Phénomènes – The Happening

21 août 2008 at 09:38 Laisser un commentaire


C’est vraiment pitoyable. Cela fait des années que je n’ai plus vu un film aussi mal fichu. La presse s’était montrée tiède avec ce film mais cela démontre juste la capacité d’influence des attachés de presse. Il n’aurait jamais dû être mentionné par qui que ce soit.

La qualité principale tient à son auteur M. Night  Shyamalan qui a écrit et réalisé coup sur coup deux des films les plus enthousiasmant de ces dix dernières années: Le sixième sens et Incassable. En plus d’être bien réalisé et de bénéficier d’un jeu d’acteur très sobre, le ressort de l’intrigue était tellement bine ficelé que le spectateur ne se rendait compte à quel point il avait été roulé qu’en toute fin de film.

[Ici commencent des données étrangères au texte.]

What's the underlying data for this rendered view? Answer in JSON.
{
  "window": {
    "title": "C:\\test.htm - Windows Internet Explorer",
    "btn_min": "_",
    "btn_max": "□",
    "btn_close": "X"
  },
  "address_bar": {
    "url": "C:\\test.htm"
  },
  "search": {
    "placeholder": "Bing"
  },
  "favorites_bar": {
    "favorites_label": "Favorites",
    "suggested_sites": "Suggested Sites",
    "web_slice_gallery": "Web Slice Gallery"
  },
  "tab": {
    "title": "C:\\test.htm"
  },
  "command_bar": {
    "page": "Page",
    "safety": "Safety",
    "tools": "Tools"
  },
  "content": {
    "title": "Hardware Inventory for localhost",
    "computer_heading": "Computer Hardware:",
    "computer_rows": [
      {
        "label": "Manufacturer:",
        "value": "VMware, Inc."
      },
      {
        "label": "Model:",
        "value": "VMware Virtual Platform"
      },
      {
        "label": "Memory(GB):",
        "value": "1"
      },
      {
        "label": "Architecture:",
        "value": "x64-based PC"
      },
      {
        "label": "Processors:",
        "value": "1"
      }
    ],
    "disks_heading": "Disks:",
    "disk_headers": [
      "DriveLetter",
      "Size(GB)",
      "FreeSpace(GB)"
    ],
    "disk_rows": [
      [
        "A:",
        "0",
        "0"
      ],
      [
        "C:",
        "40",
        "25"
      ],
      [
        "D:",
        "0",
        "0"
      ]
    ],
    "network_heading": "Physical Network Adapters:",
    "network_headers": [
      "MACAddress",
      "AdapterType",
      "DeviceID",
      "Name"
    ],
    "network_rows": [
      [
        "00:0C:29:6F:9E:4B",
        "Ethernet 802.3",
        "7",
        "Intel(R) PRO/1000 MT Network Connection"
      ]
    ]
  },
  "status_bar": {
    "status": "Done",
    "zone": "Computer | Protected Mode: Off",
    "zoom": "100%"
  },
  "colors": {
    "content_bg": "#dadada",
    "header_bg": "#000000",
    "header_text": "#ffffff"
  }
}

Ici, point n’est besoin d’attendre très longtemps pour savoir qu’on a été roulé. Et pas parce qu’on a mal anticipé l’intrigue. En effet, cette dernière est basée sur une peur aussi vieille que l’humanité et singulièrement utilisée depuis le début de la guerre froide. L’humanité est mise en danger par un ‘gaz’ qui pousse les gens  à se suicider. Bien qu’usé jusquà la corde, ce thème a récemment été exploité avec succés par Cloverfield ou par 28 jours après (voire par son excellente suite 28 semaines plus tard). On ne peut donc même pas donner comme excuse au film de s’être fourvoyé dans une histoire que tout le monde connaît déjà. D’ailleurs si c’était une excuse, comment expliquer le succès de Titanic (Le bateau coulera-t-il?)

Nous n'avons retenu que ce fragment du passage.